Architecturally similar to my installation.
I have a "core" switch which connects to the firewall, but with one switch port with half the VLANs going from the core switch to the firewall and another switch port with the balance of the VLANs going to another firewall port.
Then, the core switch connects to my two remote switches (analogous to your switch by the firewall and your garage switch).
Without bridging the firewall ports, I don't think you can home-run both switches to the firewall and route all VLANs to both. And Netgate here has repeatedly discouraged using bridging on the firewall.
Thus, a "core" switch is necessary, or, daisy-chain your switches.

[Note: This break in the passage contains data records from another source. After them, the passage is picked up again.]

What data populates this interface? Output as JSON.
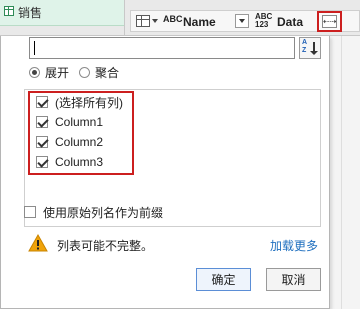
{
  "background": {
    "table_tab_label": "销售",
    "columns": [
      {
        "name": "Name",
        "type_icon": "abc-text-icon"
      },
      {
        "name": "Data",
        "type_icon": "abc123-any-icon"
      }
    ],
    "type_icon_text": {
      "abc": "ABC",
      "abc123_top": "ABC",
      "abc123_bottom": "123"
    },
    "expand_button_icon": "expand-columns-icon"
  },
  "popup": {
    "search": {
      "value": "",
      "placeholder": ""
    },
    "sort_icon_text": "A\nZ",
    "mode_options": [
      {
        "label": "展开",
        "selected": true
      },
      {
        "label": "聚合",
        "selected": false
      }
    ],
    "columns": [
      {
        "label": "(选择所有列)",
        "checked": true
      },
      {
        "label": "Column1",
        "checked": true
      },
      {
        "label": "Column2",
        "checked": true
      },
      {
        "label": "Column3",
        "checked": true
      }
    ],
    "use_prefix": {
      "label": "使用原始列名作为前缀",
      "checked": false
    },
    "warning_text": "列表可能不完整。",
    "load_more_label": "加载更多",
    "ok_label": "确定",
    "cancel_label": "取消"
  },
  "colors": {
    "highlight": "#cc1f1f",
    "link": "#1f6fbf",
    "warning": "#f0a30a",
    "table_tab_bg": "#dff3e9"
  }
}
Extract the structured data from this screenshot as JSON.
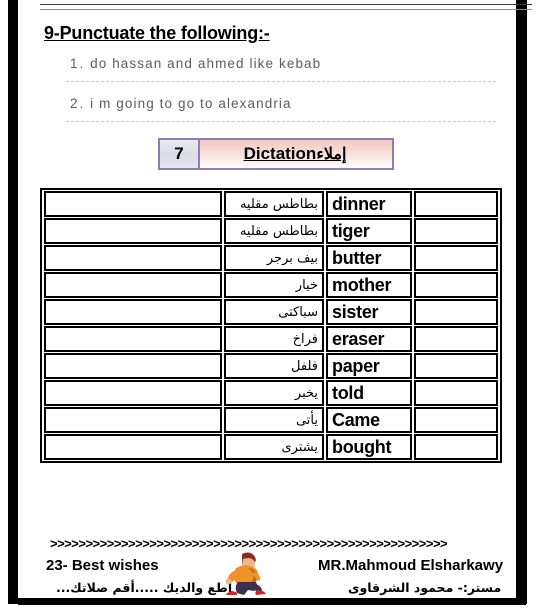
{
  "worksheet": {
    "heading": "9-Punctuate the following:-",
    "questions": [
      {
        "num": "1.",
        "text": "do hassan and ahmed like kebab"
      },
      {
        "num": "2.",
        "text": "i m going to go to alexandria"
      }
    ],
    "section": {
      "number": "7",
      "title_en": "Dictation",
      "title_ar": "إملاء"
    },
    "table": {
      "rows": [
        {
          "blank_left": "",
          "arabic": "بطاطس مقليه",
          "english": "dinner",
          "blank_right": ""
        },
        {
          "blank_left": "",
          "arabic": "بطاطس مقليه",
          "english": "tiger",
          "blank_right": ""
        },
        {
          "blank_left": "",
          "arabic": "بيف برجر",
          "english": "butter",
          "blank_right": ""
        },
        {
          "blank_left": "",
          "arabic": "خيار",
          "english": "mother",
          "blank_right": ""
        },
        {
          "blank_left": "",
          "arabic": "سباكتى",
          "english": "sister",
          "blank_right": ""
        },
        {
          "blank_left": "",
          "arabic": "فراخ",
          "english": "eraser",
          "blank_right": ""
        },
        {
          "blank_left": "",
          "arabic": "فلفل",
          "english": "paper",
          "blank_right": ""
        },
        {
          "blank_left": "",
          "arabic": "يخبر",
          "english": "told",
          "blank_right": ""
        },
        {
          "blank_left": "",
          "arabic": "يأتى",
          "english": "Came",
          "blank_right": ""
        },
        {
          "blank_left": "",
          "arabic": "يشترى",
          "english": "bought",
          "blank_right": ""
        }
      ]
    },
    "footer": {
      "arrows": ">>>>>>>>>>>>>>>>>>>>>>>>>>>>>>>>>>>>>>>>>>>>>>>>>>>>>>>>",
      "page_and_wish": "23-  Best wishes",
      "teacher_en": "MR.Mahmoud Elsharkawy",
      "teacher_ar": "مستر:- محمود الشرقاوى",
      "advice_ar": "أطع والديك .....أقم صلاتك...",
      "clipart": "running-boy-icon"
    }
  },
  "colors": {
    "frame": "#000000",
    "title_box_border": "#8a7fb0",
    "title_box_pink": "#f2c9c0",
    "question_text": "#5c5c5c"
  }
}
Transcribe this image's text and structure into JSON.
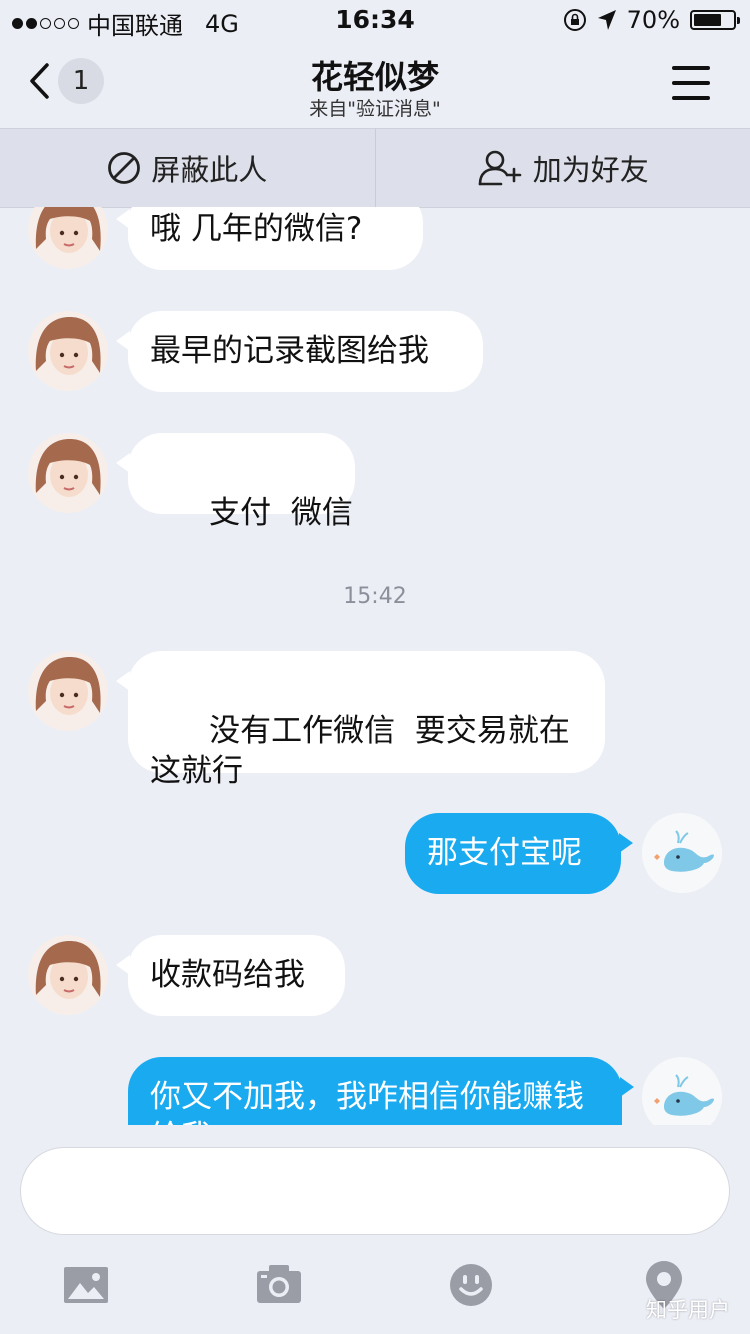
{
  "status_bar": {
    "carrier": "中国联通",
    "network": "4G",
    "time": "16:34",
    "battery_text": "70%",
    "battery_level": 0.7,
    "signal_bars_filled": 2,
    "signal_bars_total": 5
  },
  "nav": {
    "back_badge": "1",
    "title": "花轻似梦",
    "subtitle": "来自\"验证消息\""
  },
  "actions": {
    "block_label": "屏蔽此人",
    "add_friend_label": "加为好友"
  },
  "chat": {
    "time_separator": "15:42",
    "messages": [
      {
        "side": "in",
        "text": "哦 几年的微信?"
      },
      {
        "side": "in",
        "text": "最早的记录截图给我"
      },
      {
        "side": "in",
        "text": "支付  微信"
      },
      {
        "side": "in",
        "text": "没有工作微信  要交易就在这就行"
      },
      {
        "side": "out",
        "text": "那支付宝呢"
      },
      {
        "side": "in",
        "text": "收款码给我"
      },
      {
        "side": "out",
        "text": "你又不加我，我咋相信你能赚钱给我"
      }
    ]
  },
  "input": {
    "value": ""
  },
  "toolbar": {
    "items": [
      "image-icon",
      "camera-icon",
      "emoji-icon",
      "location-icon"
    ]
  },
  "watermark": "知乎用户",
  "colors": {
    "background": "#eceef6",
    "out_bubble": "#1aaaf0",
    "in_bubble": "#ffffff",
    "toolbar_icon": "#9a9ca6"
  }
}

A couple of down-sides to daisy chaining switches is the single-point of failure in the daisy chain. If your top switch fiber goes bad, or the top switch goes bad, your entire LAN goes down.
Also, all your traffic then has a single collision domain between your top switch and your firewall. Probably not a real issue on a 10G fiber, but if you have tons of traffic on that fiber it could degrade performance.
A core switch could alleviate the collision domain issue, and if you connect the core switch to your firewall with two fibers, one for half your VLANs and the other for the rest of your VLANs, you'd remove a single point of failure for your entire LAN at least as far as the fibers go.
If the core switch fails then everything fails*, but that would be easy to diagnose. If just one fiber or fiber port goes down, only half your LAN (one of your two switches) would go down and that would be easy to diagnose.
YMMV.
*You could certainly design some kind of redundant core-switch arrangement with spanning-tree protocol and multiple switches and fibers and so on, but that's out of my league.